Point in Time Exercise: Beginning of Incident
02:30:00 The software release team and the operations team discuss that the release is now impacting service and should become an incident. Nothing formal is decided and no Incident Commander is identified. The release manager (Pete) is still functioning as the lead on the bridge.
02:31:00 An SME is asking to check the analytics. An unidentified person states that there is a problem on Server 24, and that this may be an e-mail problem. The person also says there is a need to call the e-mail application team. “On second thought,” he says, “someone should definitely call them.” The SME reports they are not able to log in and check the dashboard. An unknown voice asks, “Is something else failing”? One of the other SMEs was able to log in.
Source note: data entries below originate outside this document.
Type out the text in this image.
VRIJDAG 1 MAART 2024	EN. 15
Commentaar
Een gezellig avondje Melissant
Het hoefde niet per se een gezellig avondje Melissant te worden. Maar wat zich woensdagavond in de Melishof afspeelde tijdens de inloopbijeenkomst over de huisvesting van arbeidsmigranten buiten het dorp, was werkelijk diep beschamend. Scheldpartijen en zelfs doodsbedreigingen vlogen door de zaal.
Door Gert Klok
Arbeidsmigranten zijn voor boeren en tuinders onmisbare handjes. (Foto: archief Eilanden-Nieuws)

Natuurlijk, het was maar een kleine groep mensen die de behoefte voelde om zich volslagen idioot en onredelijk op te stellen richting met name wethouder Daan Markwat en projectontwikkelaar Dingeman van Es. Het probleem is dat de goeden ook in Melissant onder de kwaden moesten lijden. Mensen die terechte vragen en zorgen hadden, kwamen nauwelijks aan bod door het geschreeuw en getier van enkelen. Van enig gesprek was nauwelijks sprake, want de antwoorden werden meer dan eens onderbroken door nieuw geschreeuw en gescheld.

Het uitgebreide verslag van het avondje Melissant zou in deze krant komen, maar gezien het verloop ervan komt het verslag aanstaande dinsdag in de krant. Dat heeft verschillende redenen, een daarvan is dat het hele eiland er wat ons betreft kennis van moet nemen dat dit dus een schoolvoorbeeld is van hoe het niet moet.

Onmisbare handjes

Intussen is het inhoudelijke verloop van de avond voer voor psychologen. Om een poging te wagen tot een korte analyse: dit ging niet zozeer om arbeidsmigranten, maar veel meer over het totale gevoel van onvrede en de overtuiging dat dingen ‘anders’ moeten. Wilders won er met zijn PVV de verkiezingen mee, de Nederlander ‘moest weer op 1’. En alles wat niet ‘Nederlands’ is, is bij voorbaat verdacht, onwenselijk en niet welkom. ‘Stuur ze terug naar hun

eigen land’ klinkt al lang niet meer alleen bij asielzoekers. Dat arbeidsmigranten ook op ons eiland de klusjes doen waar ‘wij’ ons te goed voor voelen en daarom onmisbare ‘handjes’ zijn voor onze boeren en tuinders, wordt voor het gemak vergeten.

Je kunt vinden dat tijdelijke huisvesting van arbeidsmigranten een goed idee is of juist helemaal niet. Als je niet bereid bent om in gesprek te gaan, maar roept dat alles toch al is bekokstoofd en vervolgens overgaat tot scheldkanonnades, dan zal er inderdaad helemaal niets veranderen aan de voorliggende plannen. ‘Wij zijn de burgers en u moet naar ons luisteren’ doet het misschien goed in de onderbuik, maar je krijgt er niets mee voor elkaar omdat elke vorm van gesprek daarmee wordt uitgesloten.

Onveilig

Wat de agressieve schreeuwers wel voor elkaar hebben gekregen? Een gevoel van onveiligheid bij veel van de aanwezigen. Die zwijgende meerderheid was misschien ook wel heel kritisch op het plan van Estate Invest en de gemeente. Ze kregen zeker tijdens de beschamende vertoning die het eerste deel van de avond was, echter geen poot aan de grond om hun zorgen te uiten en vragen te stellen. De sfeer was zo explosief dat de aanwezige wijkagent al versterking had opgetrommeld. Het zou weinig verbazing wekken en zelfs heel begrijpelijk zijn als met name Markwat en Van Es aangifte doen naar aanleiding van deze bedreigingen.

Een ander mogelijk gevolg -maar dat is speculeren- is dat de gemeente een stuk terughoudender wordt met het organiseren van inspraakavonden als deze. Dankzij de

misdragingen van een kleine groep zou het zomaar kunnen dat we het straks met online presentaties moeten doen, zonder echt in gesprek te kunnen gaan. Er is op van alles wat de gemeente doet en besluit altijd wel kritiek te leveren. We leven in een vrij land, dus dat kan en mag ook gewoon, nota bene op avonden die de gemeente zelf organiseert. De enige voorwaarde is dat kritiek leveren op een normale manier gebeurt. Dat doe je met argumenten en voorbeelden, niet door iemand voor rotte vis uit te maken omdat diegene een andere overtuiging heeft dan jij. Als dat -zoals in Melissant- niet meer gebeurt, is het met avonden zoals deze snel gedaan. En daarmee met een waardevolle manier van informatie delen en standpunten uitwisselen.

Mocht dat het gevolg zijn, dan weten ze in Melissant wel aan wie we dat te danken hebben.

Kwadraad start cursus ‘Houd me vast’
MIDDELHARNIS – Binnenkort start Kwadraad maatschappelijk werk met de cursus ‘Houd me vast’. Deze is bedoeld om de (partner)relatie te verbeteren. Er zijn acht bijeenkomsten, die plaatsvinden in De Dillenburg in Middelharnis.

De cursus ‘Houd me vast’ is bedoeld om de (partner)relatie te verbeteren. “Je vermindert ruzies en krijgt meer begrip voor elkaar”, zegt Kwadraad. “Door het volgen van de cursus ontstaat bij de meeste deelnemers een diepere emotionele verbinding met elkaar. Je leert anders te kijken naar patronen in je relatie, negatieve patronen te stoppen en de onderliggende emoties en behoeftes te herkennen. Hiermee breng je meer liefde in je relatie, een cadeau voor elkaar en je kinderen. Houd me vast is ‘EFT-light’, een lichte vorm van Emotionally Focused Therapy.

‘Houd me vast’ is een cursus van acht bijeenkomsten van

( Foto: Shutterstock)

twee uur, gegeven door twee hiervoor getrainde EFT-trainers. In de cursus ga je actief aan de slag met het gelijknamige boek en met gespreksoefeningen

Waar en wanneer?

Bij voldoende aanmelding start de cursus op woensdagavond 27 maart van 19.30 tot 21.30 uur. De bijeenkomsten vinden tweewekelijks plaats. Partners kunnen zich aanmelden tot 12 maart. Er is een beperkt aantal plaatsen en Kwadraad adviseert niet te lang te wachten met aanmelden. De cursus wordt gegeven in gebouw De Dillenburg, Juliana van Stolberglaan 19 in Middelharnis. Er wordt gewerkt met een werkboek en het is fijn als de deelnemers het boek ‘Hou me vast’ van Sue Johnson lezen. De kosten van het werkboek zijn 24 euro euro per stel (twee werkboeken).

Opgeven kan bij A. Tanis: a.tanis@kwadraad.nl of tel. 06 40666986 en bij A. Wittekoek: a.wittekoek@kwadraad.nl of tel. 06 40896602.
02:33:45 Neal from customer support is reporting that the dashboard is looking good.
02:34:01 Pete reports that the dashboard is displaying time delayed analytics. “Is it possible it hasn’t been updated yet?” He asks Jan to check on it. Jan asks, “We are checking on the e-mail issue—is that right”?
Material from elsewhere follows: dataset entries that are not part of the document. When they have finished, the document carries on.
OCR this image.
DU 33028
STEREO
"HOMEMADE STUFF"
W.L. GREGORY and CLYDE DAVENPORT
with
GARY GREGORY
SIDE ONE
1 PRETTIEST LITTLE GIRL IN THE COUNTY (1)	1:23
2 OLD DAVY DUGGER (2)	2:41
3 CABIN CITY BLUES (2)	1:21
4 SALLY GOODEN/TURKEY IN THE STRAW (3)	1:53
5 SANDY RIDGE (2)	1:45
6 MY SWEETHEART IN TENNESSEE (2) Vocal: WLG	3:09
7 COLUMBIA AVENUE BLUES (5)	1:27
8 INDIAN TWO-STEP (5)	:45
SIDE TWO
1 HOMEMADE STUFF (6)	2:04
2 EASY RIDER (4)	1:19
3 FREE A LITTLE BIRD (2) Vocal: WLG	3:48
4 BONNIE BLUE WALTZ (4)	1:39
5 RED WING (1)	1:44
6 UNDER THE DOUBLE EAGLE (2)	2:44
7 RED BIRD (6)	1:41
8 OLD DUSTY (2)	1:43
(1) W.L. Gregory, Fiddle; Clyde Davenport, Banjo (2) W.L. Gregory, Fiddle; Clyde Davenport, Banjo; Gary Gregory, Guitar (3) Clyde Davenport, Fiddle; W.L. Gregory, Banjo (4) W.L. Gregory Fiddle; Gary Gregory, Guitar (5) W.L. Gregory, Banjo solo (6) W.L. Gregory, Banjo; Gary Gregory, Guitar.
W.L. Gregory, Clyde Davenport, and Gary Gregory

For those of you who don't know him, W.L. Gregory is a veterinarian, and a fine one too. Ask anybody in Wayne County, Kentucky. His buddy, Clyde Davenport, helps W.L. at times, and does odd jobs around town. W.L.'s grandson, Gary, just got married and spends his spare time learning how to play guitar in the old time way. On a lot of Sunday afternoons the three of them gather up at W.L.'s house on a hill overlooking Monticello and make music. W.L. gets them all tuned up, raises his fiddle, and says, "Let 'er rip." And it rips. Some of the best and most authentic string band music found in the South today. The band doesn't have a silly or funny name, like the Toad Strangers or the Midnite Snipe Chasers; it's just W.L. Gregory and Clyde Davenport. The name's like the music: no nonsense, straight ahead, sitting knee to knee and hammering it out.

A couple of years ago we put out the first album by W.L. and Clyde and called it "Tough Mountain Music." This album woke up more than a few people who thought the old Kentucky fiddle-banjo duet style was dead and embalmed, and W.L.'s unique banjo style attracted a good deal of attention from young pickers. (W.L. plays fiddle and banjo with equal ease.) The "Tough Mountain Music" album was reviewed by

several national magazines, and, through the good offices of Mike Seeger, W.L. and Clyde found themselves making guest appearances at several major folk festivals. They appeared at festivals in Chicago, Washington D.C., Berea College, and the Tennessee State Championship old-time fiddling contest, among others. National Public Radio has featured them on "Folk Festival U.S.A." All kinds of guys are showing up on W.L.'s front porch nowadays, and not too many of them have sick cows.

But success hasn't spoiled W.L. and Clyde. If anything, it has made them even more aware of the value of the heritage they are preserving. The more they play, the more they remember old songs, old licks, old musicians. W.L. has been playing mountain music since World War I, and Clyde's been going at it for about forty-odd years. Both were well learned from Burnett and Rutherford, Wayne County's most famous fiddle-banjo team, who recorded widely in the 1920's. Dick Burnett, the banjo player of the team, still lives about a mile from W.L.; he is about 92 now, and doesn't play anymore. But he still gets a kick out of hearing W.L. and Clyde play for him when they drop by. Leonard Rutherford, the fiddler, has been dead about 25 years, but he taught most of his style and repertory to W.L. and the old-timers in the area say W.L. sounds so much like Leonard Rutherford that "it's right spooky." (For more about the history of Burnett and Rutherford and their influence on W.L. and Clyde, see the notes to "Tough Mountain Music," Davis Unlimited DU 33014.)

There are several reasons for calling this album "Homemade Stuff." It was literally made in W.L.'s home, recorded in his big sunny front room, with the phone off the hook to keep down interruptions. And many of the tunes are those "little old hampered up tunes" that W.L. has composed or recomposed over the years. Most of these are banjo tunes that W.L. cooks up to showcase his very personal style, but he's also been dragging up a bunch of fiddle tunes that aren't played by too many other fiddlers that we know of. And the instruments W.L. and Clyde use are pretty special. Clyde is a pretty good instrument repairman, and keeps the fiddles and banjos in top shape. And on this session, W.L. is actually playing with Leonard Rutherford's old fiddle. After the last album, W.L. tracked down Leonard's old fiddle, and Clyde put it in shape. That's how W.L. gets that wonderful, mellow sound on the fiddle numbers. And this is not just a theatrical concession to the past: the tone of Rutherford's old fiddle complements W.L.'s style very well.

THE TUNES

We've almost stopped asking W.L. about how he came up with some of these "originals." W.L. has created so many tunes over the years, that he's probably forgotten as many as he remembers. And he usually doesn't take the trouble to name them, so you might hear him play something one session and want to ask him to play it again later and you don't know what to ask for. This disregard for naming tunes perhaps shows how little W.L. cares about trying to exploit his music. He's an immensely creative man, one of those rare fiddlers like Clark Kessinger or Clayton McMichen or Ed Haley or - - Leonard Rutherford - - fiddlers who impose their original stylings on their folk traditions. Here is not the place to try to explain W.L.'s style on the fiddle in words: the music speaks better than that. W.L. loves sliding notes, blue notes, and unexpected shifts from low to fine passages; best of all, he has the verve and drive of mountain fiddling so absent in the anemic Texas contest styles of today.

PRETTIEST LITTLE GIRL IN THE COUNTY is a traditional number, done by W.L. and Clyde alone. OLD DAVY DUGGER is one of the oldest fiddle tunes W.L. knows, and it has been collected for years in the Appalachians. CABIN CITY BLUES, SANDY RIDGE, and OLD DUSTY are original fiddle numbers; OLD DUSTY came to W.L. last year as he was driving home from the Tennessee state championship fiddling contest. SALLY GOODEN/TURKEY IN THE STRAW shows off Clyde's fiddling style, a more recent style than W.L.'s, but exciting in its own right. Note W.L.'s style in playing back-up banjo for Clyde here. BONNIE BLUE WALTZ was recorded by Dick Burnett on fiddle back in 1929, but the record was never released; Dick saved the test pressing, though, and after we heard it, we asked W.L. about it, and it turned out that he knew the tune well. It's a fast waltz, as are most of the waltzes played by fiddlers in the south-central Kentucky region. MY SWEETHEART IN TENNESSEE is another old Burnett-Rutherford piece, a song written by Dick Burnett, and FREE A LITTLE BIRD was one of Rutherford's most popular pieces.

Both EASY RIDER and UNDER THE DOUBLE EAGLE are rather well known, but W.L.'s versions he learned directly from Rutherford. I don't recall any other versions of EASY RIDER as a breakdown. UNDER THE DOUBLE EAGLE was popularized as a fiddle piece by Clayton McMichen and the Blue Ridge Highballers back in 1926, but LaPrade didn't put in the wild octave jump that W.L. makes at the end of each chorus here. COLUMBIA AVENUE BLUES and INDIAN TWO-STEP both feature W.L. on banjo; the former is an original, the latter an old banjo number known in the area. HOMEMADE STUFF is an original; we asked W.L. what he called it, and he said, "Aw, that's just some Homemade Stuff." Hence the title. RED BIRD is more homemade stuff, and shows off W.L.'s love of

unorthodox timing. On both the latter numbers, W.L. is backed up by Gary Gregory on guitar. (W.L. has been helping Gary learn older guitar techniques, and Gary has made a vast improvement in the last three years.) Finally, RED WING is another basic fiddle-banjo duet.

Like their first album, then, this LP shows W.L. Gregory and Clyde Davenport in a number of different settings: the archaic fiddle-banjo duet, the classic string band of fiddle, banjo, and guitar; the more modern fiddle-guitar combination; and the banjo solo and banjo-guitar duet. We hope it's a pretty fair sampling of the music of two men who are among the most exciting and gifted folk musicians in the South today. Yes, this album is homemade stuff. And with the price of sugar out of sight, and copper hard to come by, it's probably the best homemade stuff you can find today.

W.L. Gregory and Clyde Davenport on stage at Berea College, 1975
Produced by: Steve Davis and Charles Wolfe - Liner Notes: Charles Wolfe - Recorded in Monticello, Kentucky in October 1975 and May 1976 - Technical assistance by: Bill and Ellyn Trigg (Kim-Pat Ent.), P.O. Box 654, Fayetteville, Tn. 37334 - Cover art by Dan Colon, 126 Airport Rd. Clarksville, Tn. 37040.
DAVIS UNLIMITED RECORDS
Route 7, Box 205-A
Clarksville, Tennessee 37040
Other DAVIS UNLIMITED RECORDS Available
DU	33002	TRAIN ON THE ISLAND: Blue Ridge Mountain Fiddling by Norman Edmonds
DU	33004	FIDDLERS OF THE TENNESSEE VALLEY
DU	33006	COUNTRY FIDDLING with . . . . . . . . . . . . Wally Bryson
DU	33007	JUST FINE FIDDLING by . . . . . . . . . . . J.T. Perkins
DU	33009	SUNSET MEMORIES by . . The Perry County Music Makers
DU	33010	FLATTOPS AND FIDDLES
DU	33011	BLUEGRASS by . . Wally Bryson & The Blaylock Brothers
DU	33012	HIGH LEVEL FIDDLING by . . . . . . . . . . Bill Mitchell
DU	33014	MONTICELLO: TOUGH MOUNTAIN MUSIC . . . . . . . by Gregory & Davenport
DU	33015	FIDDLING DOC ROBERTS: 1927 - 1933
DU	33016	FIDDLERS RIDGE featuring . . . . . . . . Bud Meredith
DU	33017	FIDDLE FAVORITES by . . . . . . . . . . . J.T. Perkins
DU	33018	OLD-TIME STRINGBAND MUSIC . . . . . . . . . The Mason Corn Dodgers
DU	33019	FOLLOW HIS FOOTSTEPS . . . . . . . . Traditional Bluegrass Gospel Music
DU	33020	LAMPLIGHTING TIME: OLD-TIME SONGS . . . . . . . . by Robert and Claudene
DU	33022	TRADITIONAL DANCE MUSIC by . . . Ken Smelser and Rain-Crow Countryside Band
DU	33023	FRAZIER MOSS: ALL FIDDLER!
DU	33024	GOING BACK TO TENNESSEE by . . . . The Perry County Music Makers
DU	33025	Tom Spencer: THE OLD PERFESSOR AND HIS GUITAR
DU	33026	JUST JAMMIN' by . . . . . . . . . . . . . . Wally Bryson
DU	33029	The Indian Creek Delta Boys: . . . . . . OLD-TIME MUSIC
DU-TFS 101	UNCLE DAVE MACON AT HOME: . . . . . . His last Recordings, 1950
02:35:00 Pete asks Jan, “How do the analytics look?” Jan reports all good but Server 24. There is a lot of uncontrolled group discussion on database issues. The discussion centers on node 1 being shut down. There is also general discussion on which database team should be contacted.
02:40:47 One of the SMEs that earlier dropped from the call rejoins. Two SMEs from different database teams join and only provide their names, not their function/teams. Pete does not know them,and asks if they see any problems. They ask for the reason they were called, and want to know what is going on. There are several minutes of discussion on the situation. Pete is still the leader of the call but has not assumed the position of Incident Commander. The SMEs announce to the bridge that their analytics are showing some problems. They would like to move some partitions, and there is some discussion on this action. Other SMEs offer some other suggestions.
02:44:27 Customer service is reporting more customer tickets, and they are starting to pile up. Pete asks for more specifics. Seems to be related to Server 24 and Server 28. One of the SMEs asks, “Which servers are the customers on? Does anyone know?” This will have to be investigated, but Pete does not make this an assignment to a specific function or person.